This repository is associated with the paper titled "PP-GWAS: Privacy Preserving Multi-Site Genome-wide Association Studies". It provides all the necessary code to reproduce the experiments described in the paper, including synthetic dataset generation, dataset loading, distributed computations, and experiment results.
-
Code/
PP-GWAS implementation for HPC clusters (SLURM-ready).
Default outputs are written to test_site/. -
Data_Generation/
Scripts for simulating synthetic genotype/phenotype data withpysnptools.

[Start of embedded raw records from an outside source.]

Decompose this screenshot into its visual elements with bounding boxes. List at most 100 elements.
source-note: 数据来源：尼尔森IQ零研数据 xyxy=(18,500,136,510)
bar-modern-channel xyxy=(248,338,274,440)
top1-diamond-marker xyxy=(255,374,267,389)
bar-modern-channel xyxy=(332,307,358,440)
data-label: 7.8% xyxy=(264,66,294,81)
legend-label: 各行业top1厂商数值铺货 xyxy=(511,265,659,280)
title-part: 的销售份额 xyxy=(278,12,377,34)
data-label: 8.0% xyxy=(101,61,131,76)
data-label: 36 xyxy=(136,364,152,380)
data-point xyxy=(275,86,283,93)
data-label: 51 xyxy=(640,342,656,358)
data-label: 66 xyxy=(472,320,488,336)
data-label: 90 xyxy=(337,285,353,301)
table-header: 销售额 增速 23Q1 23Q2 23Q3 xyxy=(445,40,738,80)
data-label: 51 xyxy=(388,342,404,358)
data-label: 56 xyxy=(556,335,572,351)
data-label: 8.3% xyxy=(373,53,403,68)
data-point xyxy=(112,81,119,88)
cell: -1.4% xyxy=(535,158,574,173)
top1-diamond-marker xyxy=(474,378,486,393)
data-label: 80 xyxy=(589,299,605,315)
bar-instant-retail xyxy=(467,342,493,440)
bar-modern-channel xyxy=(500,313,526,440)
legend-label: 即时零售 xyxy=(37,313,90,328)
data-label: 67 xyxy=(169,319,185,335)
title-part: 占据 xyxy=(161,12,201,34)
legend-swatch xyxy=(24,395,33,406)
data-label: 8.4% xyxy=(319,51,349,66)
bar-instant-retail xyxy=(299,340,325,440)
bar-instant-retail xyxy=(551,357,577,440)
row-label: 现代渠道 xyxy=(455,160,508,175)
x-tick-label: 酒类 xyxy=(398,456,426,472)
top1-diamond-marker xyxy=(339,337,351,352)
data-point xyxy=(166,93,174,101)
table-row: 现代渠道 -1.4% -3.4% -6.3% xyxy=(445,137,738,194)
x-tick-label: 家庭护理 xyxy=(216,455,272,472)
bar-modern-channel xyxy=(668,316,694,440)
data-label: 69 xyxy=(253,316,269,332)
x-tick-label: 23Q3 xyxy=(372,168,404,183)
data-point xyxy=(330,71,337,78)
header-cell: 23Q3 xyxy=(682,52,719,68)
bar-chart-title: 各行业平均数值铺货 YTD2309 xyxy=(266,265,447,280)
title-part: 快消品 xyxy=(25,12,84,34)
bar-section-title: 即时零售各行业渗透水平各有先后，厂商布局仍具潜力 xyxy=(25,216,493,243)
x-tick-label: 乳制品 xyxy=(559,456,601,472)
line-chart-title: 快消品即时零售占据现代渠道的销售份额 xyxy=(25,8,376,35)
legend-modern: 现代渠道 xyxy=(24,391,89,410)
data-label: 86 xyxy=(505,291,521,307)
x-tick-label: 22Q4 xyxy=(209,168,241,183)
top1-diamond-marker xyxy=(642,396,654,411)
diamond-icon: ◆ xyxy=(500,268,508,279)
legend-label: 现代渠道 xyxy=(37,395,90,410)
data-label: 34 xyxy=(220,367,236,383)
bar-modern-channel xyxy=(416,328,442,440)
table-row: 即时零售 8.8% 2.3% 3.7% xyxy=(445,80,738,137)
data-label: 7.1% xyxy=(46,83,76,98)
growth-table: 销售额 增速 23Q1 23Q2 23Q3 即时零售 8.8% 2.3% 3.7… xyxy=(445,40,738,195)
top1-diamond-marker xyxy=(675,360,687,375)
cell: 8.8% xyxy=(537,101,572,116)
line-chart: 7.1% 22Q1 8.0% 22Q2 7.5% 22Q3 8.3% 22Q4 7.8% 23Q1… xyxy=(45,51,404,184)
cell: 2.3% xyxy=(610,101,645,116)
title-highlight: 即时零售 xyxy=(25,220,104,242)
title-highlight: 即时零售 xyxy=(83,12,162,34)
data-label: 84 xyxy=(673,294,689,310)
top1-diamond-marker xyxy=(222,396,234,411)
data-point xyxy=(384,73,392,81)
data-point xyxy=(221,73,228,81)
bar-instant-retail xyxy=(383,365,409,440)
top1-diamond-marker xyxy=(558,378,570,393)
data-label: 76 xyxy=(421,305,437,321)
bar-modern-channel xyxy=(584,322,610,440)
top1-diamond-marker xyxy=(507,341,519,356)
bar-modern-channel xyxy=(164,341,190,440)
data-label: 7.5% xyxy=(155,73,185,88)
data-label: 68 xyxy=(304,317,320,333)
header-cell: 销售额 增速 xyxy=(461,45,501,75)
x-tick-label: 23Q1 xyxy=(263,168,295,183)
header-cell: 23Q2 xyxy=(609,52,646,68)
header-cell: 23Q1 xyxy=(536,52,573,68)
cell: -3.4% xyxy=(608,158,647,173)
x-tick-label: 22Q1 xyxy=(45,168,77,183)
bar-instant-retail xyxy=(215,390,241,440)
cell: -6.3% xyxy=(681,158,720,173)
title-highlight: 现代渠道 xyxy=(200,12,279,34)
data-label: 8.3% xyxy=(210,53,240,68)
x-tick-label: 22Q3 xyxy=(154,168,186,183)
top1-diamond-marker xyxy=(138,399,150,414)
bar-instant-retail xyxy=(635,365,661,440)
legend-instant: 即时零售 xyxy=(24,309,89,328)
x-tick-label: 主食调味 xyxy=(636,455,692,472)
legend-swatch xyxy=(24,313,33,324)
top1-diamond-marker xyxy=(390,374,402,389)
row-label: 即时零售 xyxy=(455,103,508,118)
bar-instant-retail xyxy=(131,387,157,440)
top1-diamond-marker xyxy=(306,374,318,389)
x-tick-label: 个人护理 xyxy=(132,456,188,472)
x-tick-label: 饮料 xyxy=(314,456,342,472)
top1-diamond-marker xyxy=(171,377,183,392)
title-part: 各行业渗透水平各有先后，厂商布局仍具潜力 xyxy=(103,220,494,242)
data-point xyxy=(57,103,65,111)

Generated datasets are saved to test_site/ by default. -
REGENIE/
Instructions to restructure synthetic data into REGENIE-supported formats and run REGENIE. -
Results/
.txtoutputs from the experiments reported in the paper. -
local_run/
Self-contained setup (Jupyter notebook + simple GUI) for running PP-GWAS locally on small datasets.
-
Prepare data and run PP-GWAS locally (small data): use local_run/.
-
Prepare data and run PP-GWAS on a cluster: use Code/. Outputs go to test_site/.
-
Run REGENIE: go to REGENIE/ and follow the steps there.
-
Prepare data: use Data_Generation/; outputs appear in test_site/.
Please consider citing our work if it is beneficial to your research.
- Paper
@article{swaminathan2024pp,
title={PP-GWAS: Privacy Preserving Multi-Site Genome-wide Association Studies},
author={Swaminathan, Arjhun and Hannemann, Anika and {\"U}nal, Ali Burak and Pfeifer, Nico and Akg{\"u}n, Mete},
journal={arXiv preprint arXiv:2410.08122},
year={2024}
}- Code
@software{swaminathan2025code,
author = {Swaminathan, Arjhun and Hannemann, Anika and {\"U}nal, Ali Burak and Pfeifer, Nico and Akg{\"u}n, Mete},
title = {PP-GWAS: Privacy Preserving Multi-Site Genome-wide Association Studies — code},
version = {v1.0},
publisher= {Zenodo},
year = {2025},
doi = {10.5281/zenodo.17580283},
url = {https://doi.org/10.5281/zenodo.17580283}
}This project is released under the MIT License. See LICENSE for details.